Q: I am using your “Long T Method” to establish an S sound. Now the student cannot get rid of it. For example, she pronounces “juice” as “juits.” Please help!
The Long T Method from Frontal Lisp, Lateral Lisp is a process of using T to establish correct tongue position for S. One uses T, and then “blows more air” to make an aspirated T, or Long T, as a substitute for S at the ends of words. Words like “eats,” “boats,” and cats” are practiced. But S is not expected – only a “Long T” that sound like Ts. Once the Ts is established with correct tongue position, the T is removed.
These are the ideas I discuss in my class once Ts is established.
- Don’t fear the little T in the ts/s substitution when you are working on a frontal or lateral lisp. The client may need to keep that T there for a while in order to habituate the tongue-tip position and the midline groove. In this case, move on to Ts in the initial position by letting her practice all her S-words with a little T in front. For example, have her pronounce “soup” as “Tsoup.” Practice all initial S words with Ts for a while.
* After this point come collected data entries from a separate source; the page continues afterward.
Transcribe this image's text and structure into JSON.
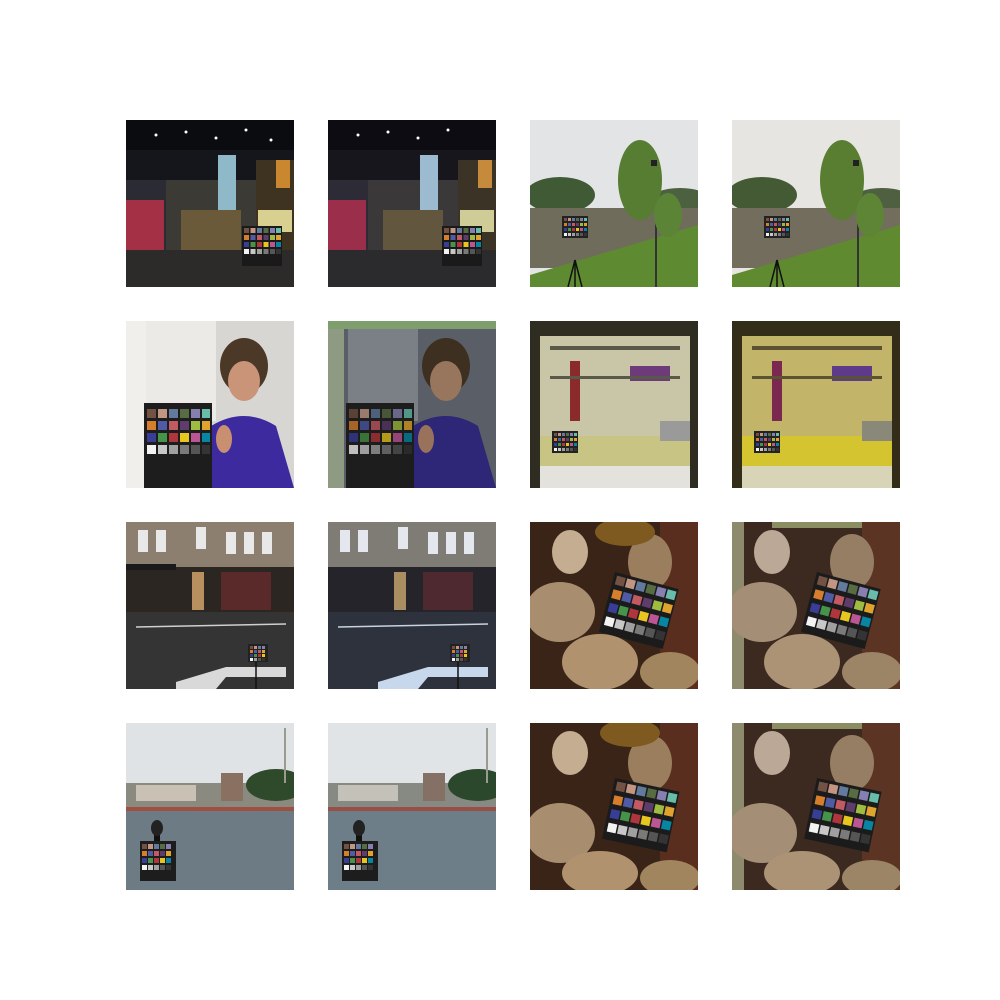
{
  "grid": {
    "rows": 4,
    "columns": 4,
    "cells": [
      {
        "row": 0,
        "col": 0,
        "scene": "night-market-stall-with-color-checker",
        "variant": "original"
      },
      {
        "row": 0,
        "col": 1,
        "scene": "night-market-stall-with-color-checker",
        "variant": "processed"
      },
      {
        "row": 0,
        "col": 2,
        "scene": "lake-tree-tripod-color-checker",
        "variant": "original"
      },
      {
        "row": 0,
        "col": 3,
        "scene": "lake-tree-tripod-color-checker",
        "variant": "processed"
      },
      {
        "row": 1,
        "col": 0,
        "scene": "person-holding-color-checker",
        "variant": "original"
      },
      {
        "row": 1,
        "col": 1,
        "scene": "person-holding-color-checker",
        "variant": "processed-with-artifacts"
      },
      {
        "row": 1,
        "col": 2,
        "scene": "workshop-tool-wall-color-checker",
        "variant": "original"
      },
      {
        "row": 1,
        "col": 3,
        "scene": "workshop-tool-wall-color-checker",
        "variant": "processed-yellow-cast"
      },
      {
        "row": 2,
        "col": 0,
        "scene": "street-buildings-color-checker",
        "variant": "original"
      },
      {
        "row": 2,
        "col": 1,
        "scene": "street-buildings-color-checker",
        "variant": "processed-blue-cast"
      },
      {
        "row": 2,
        "col": 2,
        "scene": "woven-rolls-color-checker",
        "variant": "original"
      },
      {
        "row": 2,
        "col": 3,
        "scene": "woven-rolls-color-checker",
        "variant": "processed-with-artifacts"
      },
      {
        "row": 3,
        "col": 0,
        "scene": "waterfront-color-checker",
        "variant": "original"
      },
      {
        "row": 3,
        "col": 1,
        "scene": "waterfront-color-checker",
        "variant": "processed"
      },
      {
        "row": 3,
        "col": 2,
        "scene": "woven-rolls-color-checker-2",
        "variant": "original"
      },
      {
        "row": 3,
        "col": 3,
        "scene": "woven-rolls-color-checker-2",
        "variant": "processed-with-artifacts"
      }
    ]
  },
  "checker_colors": [
    "#735244",
    "#c29682",
    "#627a9d",
    "#576c43",
    "#8580b1",
    "#67bdaa",
    "#d67e2c",
    "#505ba6",
    "#c15a63",
    "#5e3c6c",
    "#9dbc40",
    "#e0a32e",
    "#383d96",
    "#469449",
    "#af363c",
    "#e7c71f",
    "#bb5695",
    "#0885a1",
    "#f3f3f2",
    "#c8c8c8",
    "#a0a0a0",
    "#7a7a79",
    "#555555",
    "#343434"
  ]
}
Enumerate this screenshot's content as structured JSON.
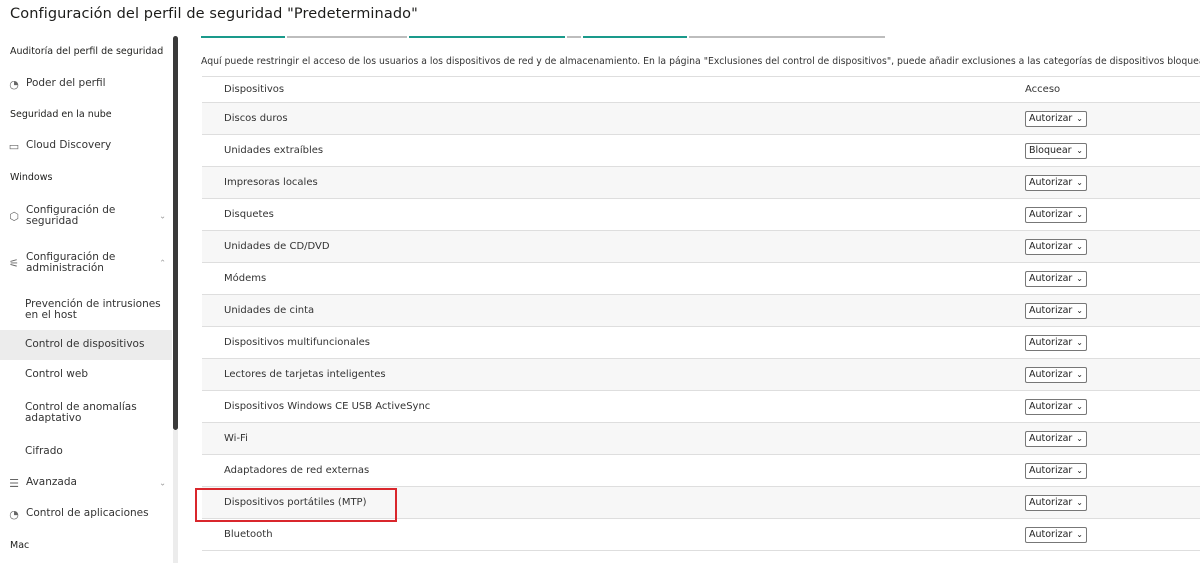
{
  "page": {
    "title": "Configuración del perfil de seguridad \"Predeterminado\""
  },
  "sidebar": {
    "items": [
      {
        "type": "section",
        "label": "Auditoría del perfil de seguridad"
      },
      {
        "type": "top",
        "label": "Poder del perfil",
        "icon": "profile-power-icon"
      },
      {
        "type": "section",
        "label": "Seguridad en la nube"
      },
      {
        "type": "top",
        "label": "Cloud Discovery",
        "icon": "monitor-icon"
      },
      {
        "type": "section",
        "label": "Windows"
      },
      {
        "type": "top",
        "label": "Configuración de seguridad",
        "icon": "shield-icon",
        "chevron": "down"
      },
      {
        "type": "top",
        "label": "Configuración de administración",
        "icon": "sliders-icon",
        "chevron": "up"
      },
      {
        "type": "sub",
        "label": "Prevención de intrusiones en el host"
      },
      {
        "type": "sub",
        "label": "Control de dispositivos",
        "active": true
      },
      {
        "type": "sub",
        "label": "Control web"
      },
      {
        "type": "sub",
        "label": "Control de anomalías adaptativo"
      },
      {
        "type": "sub",
        "label": "Cifrado"
      },
      {
        "type": "top",
        "label": "Avanzada",
        "icon": "list-icon",
        "chevron": "down"
      },
      {
        "type": "top",
        "label": "Control de aplicaciones",
        "icon": "app-control-icon"
      },
      {
        "type": "section",
        "label": "Mac"
      }
    ]
  },
  "main": {
    "description": "Aquí puede restringir el acceso de los usuarios a los dispositivos de red y de almacenamiento. En la página \"Exclusiones del control de dispositivos\", puede añadir exclusiones a las categorías de dispositivos bloquea",
    "table": {
      "headers": {
        "device": "Dispositivos",
        "access": "Acceso"
      },
      "rows": [
        {
          "device": "Discos duros",
          "access": "Autorizar"
        },
        {
          "device": "Unidades extraíbles",
          "access": "Bloquear"
        },
        {
          "device": "Impresoras locales",
          "access": "Autorizar"
        },
        {
          "device": "Disquetes",
          "access": "Autorizar"
        },
        {
          "device": "Unidades de CD/DVD",
          "access": "Autorizar"
        },
        {
          "device": "Módems",
          "access": "Autorizar"
        },
        {
          "device": "Unidades de cinta",
          "access": "Autorizar"
        },
        {
          "device": "Dispositivos multifuncionales",
          "access": "Autorizar"
        },
        {
          "device": "Lectores de tarjetas inteligentes",
          "access": "Autorizar"
        },
        {
          "device": "Dispositivos Windows CE USB ActiveSync",
          "access": "Autorizar"
        },
        {
          "device": "Wi-Fi",
          "access": "Autorizar"
        },
        {
          "device": "Adaptadores de red externas",
          "access": "Autorizar"
        },
        {
          "device": "Dispositivos portátiles (MTP)",
          "access": "Autorizar"
        },
        {
          "device": "Bluetooth",
          "access": "Autorizar"
        }
      ]
    }
  },
  "colors": {
    "highlight": "#d9262c",
    "link": "#1a9a8b"
  }
}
- Also work on rapid sequences with initial Ts as in counting 70-80. Have her say, “Tsenventy, Tseventy-one, Tseventy-two, Tseventy-three, Tseventy-four, and so forth. Have her practice this sequence every day. Over time, as she gets faster, the little T should drop out.
- To get rid of the T, try using “minimal triads” to help her hear and feel the differences between T, Ts, and S at the end of words. For example, use:
- Have the client pant through the low position of TS. In other words, have her say Ts, prolong the “S-part”, and then pant through the “S-part.” She should be panting through an S. Then teach her just to pant outward. It should sound like S.